Efficient Cost Management:
The solution built with ADX gets a lot more capacity for $ when the costs are controlled. The cost with custom solution with ADX can be controlled with appropriate compression/cache/archiving techniques and a price sensitive design.
- ADX cost is mainly made up of two factors:
- The number of VMs you are running for the cluster. You pay for the virtual machines along with an ADX markup based on the number of cores.
- Overall storage: The persistent layer of ADX is ADLS Gen2 Storage. You pay for the data stored here based on your ADX retention period.
As data is ingested into ADX each column is indexed and compressed. The amount of compression varies, and you can verify the amount you get after ingestion. But the median to expect is 7x compression from the uncompressed size of data being ingested. This by itself makes ADX a very cost-effective big data platform but there are other triggers you control to further drive down the cost.
Controlling ADX cost:
- Utilize Optimized Autoscale. This will help keep your cluster at the correct size and scale in/out as needed.

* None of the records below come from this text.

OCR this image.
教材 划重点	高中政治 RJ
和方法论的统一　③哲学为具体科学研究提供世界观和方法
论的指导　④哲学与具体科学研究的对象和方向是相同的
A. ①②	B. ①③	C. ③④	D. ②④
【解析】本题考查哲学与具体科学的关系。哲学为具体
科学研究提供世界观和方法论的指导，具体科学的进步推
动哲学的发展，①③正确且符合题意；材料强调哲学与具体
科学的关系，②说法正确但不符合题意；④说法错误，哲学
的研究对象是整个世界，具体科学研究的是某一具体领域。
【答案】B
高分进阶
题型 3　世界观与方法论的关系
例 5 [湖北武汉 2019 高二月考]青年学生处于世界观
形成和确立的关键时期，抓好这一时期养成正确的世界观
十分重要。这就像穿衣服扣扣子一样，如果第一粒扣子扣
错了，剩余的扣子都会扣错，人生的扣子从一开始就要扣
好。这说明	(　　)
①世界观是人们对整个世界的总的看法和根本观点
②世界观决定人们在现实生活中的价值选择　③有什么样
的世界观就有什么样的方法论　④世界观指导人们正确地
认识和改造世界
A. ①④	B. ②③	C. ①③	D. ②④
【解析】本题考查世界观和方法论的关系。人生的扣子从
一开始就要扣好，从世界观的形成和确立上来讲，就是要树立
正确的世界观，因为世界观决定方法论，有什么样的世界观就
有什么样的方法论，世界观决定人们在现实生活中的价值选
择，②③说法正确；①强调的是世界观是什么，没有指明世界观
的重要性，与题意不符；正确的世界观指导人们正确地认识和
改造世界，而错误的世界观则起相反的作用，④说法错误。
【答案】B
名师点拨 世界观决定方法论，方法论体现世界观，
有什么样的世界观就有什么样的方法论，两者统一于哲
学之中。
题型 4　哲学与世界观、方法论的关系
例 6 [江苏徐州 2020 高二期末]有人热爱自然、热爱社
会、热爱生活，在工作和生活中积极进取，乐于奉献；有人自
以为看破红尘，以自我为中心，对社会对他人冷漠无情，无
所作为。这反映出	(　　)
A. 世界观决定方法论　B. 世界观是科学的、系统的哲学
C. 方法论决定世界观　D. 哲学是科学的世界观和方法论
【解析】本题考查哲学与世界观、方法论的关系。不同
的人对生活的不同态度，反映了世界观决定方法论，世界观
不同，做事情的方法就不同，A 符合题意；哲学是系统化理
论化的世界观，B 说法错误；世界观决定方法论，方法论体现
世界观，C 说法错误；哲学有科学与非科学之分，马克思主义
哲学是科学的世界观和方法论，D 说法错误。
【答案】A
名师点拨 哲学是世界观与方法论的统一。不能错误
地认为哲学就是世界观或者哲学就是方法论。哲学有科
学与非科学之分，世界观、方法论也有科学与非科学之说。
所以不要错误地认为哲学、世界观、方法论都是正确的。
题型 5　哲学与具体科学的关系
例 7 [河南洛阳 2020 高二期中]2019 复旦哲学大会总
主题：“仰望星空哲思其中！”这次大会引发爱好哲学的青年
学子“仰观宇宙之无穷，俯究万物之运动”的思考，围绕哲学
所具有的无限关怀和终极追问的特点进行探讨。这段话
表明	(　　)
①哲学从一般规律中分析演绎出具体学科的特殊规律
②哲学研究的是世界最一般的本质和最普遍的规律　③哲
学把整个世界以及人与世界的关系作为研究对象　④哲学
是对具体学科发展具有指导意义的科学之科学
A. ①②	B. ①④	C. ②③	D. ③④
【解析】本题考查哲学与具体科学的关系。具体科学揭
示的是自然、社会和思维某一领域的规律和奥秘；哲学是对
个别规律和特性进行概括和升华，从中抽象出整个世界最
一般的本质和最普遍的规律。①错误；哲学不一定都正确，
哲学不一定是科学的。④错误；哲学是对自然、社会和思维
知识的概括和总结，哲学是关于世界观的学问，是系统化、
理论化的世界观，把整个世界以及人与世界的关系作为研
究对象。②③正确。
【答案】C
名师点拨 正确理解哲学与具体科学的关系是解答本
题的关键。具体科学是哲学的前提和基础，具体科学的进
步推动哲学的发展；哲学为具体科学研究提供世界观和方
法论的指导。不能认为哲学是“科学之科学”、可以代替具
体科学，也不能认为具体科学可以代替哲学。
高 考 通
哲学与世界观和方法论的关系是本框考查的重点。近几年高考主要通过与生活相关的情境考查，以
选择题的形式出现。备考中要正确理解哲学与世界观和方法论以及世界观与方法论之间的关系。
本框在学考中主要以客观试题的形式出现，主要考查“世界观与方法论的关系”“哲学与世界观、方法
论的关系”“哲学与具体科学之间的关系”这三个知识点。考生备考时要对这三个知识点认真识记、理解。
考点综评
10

- Utilize Reserved Instances of ADX over pay-as-you-go to get up to 30% discount https://learn.microsoft.com/en-us/azure/data-explorer/pricing-reserved-capacity
- Optimize Cache Configuration based on query patterns (less cache = less VMs)
- Example: If 95% of your queries are for the last 20 days set your cache policy for 20 days
- If different tables have different cache requirement then set your retention policy per table
- Down sample with Materialized-Views
- Only keep the data as long as you need analytics from it
- Example: If you have a regulatory requirement to keep data 10 years but you only need it queriable for 1 year. Set the retention in ADX to 1 year and use continuous export to export the data to an archive storage account for the 10 year retention.
- To limit the amount of data coming in with logs, enable Adaptive sampling/ Endpoint sampling.
- Enable Traces only when debugging is needed.
Conclusion:
The details explained above help to plan/design an end-to-end solution that is customized to accommodate all the customer needs with a cost-efficient design. It can scale to the capacity/performance requirements, at the same time it gives total access to the control/data pane of Monitoring.